Thanks for helping to clarify (and for getting the point).


----------



## WillFightForBeer (Jan 31, 2005)

Where.......am.......I?

-Ilya


----------



## psi_radar (Feb 1, 2005)

Hi Robert,

Just as a coda to this exchange, I think one of the main reasons there was a lack of resolution from your point of view is that it is very difficult to compare Kenpo and Systema in Kenpo's terms, which I tried to do but really shouldn't have because they're apples and oranges. 

As for Brad stating his experience up-front, I think it's good to have an idea of someone's experience to form a framework for their statements. If you don't think so, then it would be reasonable to assume you have no use for professional titles like Dr. or Ph.D.

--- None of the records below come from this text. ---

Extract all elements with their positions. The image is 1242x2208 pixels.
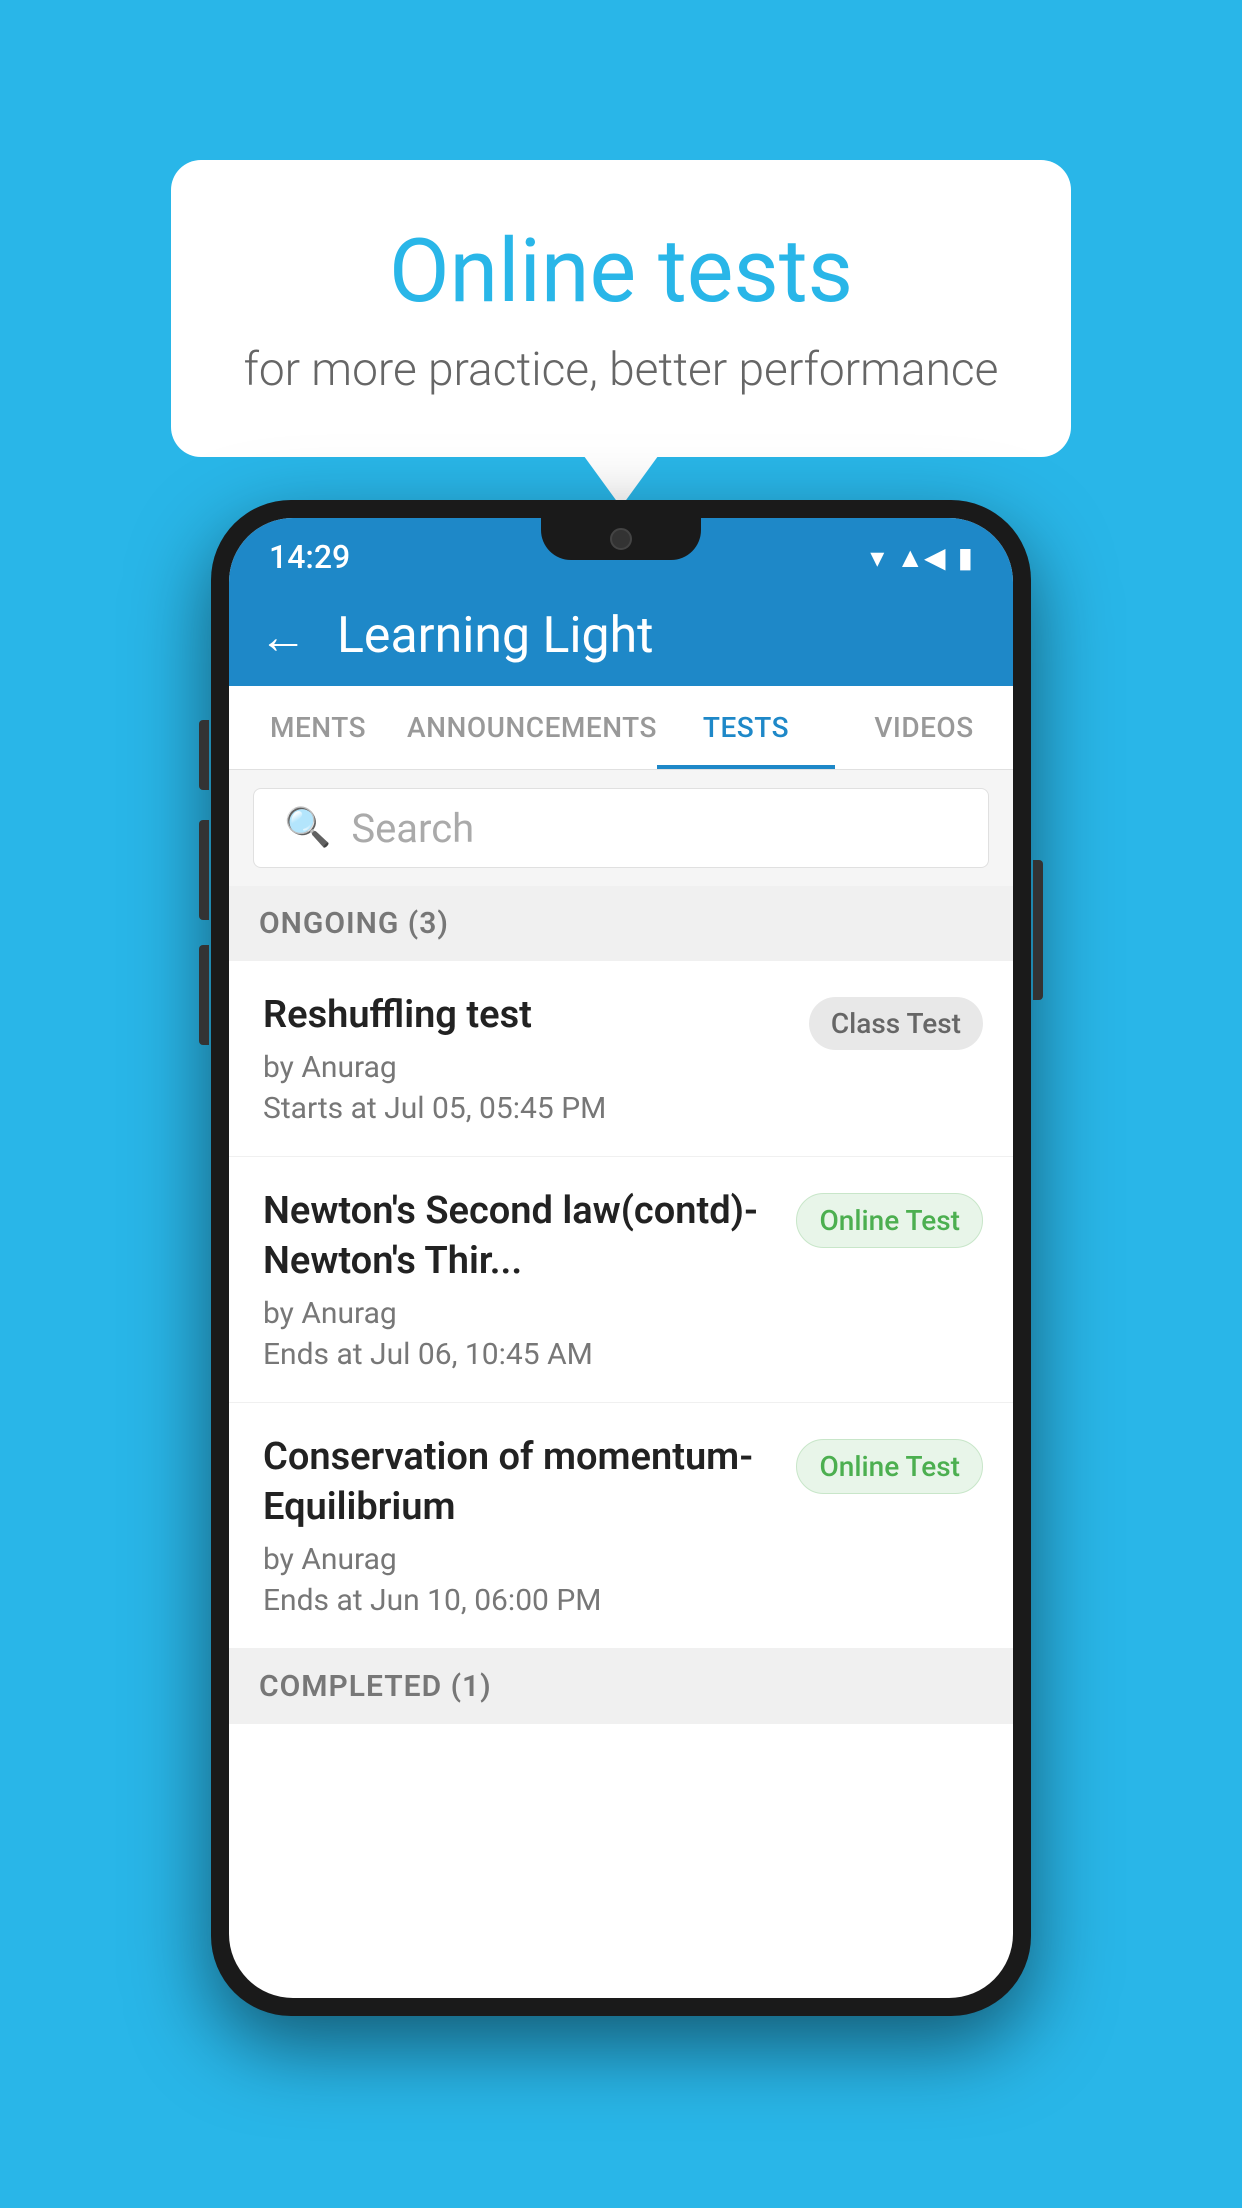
side-button-silent xyxy=(199,945,209,1045)
app-title: Learning Light xyxy=(337,607,654,665)
promo-title: Online tests xyxy=(241,220,1001,323)
search-icon: 🔍 xyxy=(284,806,331,850)
test-item-newtons[interactable]: Newton's Second law(contd)-Newton's Thir… xyxy=(229,1157,1013,1403)
test-time-conservation: Ends at Jun 10, 06:00 PM xyxy=(263,1583,776,1618)
search-placeholder: Search xyxy=(351,805,474,852)
status-icons: ▾ ▲◀ ▮ xyxy=(870,541,973,574)
signal-icon: ▲◀ xyxy=(896,541,945,574)
tab-assignments[interactable]: MENTS xyxy=(229,686,407,769)
search-container: 🔍 Search xyxy=(229,770,1013,886)
section-ongoing-header: ONGOING (3) xyxy=(229,886,1013,961)
phone-notch xyxy=(541,518,701,560)
test-name-reshuffling: Reshuffling test xyxy=(263,991,789,1040)
phone-screen: 14:29 ▾ ▲◀ ▮ ← Learning Light MENTS ANNO… xyxy=(229,518,1013,1998)
test-name-newtons: Newton's Second law(contd)-Newton's Thir… xyxy=(263,1187,776,1286)
test-author-newtons: by Anurag xyxy=(263,1296,776,1331)
test-badge-reshuffling: Class Test xyxy=(809,997,983,1050)
phone-frame: 14:29 ▾ ▲◀ ▮ ← Learning Light MENTS ANNO… xyxy=(211,500,1031,2016)
tab-videos[interactable]: VIDEOS xyxy=(835,686,1013,769)
promo-subtitle: for more practice, better performance xyxy=(241,343,1001,397)
battery-icon: ▮ xyxy=(958,541,973,574)
test-item-conservation[interactable]: Conservation of momentum-Equilibrium by … xyxy=(229,1403,1013,1649)
test-author-reshuffling: by Anurag xyxy=(263,1050,789,1085)
section-completed-header: COMPLETED (1) xyxy=(229,1649,1013,1724)
side-button-volume-down xyxy=(199,820,209,920)
search-input[interactable]: 🔍 Search xyxy=(253,788,989,868)
tabs-bar: MENTS ANNOUNCEMENTS TESTS VIDEOS xyxy=(229,686,1013,770)
test-time-reshuffling: Starts at Jul 05, 05:45 PM xyxy=(263,1091,789,1126)
tab-announcements[interactable]: ANNOUNCEMENTS xyxy=(407,686,657,769)
test-name-conservation: Conservation of momentum-Equilibrium xyxy=(263,1433,776,1532)
side-button-power xyxy=(1033,860,1043,1000)
status-time: 14:29 xyxy=(269,538,350,576)
side-button-volume-up xyxy=(199,720,209,790)
front-camera xyxy=(610,528,632,550)
test-author-conservation: by Anurag xyxy=(263,1542,776,1577)
test-info-newtons: Newton's Second law(contd)-Newton's Thir… xyxy=(263,1187,796,1372)
tab-tests[interactable]: TESTS xyxy=(657,686,835,769)
wifi-icon: ▾ xyxy=(870,541,884,574)
test-info-reshuffling: Reshuffling test by Anurag Starts at Jul… xyxy=(263,991,809,1126)
phone-mockup: 14:29 ▾ ▲◀ ▮ ← Learning Light MENTS ANNO… xyxy=(211,500,1031,2016)
test-item-reshuffling[interactable]: Reshuffling test by Anurag Starts at Jul… xyxy=(229,961,1013,1157)
test-badge-newtons: Online Test xyxy=(796,1193,983,1248)
test-time-newtons: Ends at Jul 06, 10:45 AM xyxy=(263,1337,776,1372)
back-button[interactable]: ← xyxy=(259,608,307,665)
test-badge-conservation: Online Test xyxy=(796,1439,983,1494)
test-info-conservation: Conservation of momentum-Equilibrium by … xyxy=(263,1433,796,1618)
app-header: ← Learning Light xyxy=(229,586,1013,686)
promo-card: Online tests for more practice, better p… xyxy=(171,160,1071,457)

If you do try Systema, I'd recommend trying it with an open mind rather than comparing it to your current base of martial arts knowledge, or applying Kenpo to its practice. It'll affect your learning curve in a negative fashion.

Have a good one,

Pete


----------



## rmcrobertson (Feb 1, 2005)

I hadn't expected a resolution--and I don't have much use for professional titles, since it has been my experience that a) it's the dips in academia who use them most; b) there's a certain dippery in all academics that makes 'em keep whipping out their...titles.

I appreciate your comments, however, on this forum and on KenpoNet.


----------



## WillFightForBeer (Feb 3, 2005)

MCRobertson,

I had to read it a hundred times, but I think I got you correctly...
Did you say that you think it's our OTHER arts that are helping us, not Systema?

I spent 8 months UNLEARNING my
Muay Thai
Tae Kwon Do
Wing Chun
Brazillian Jiu Jitsu
and Kali training. 

-Ilya


----------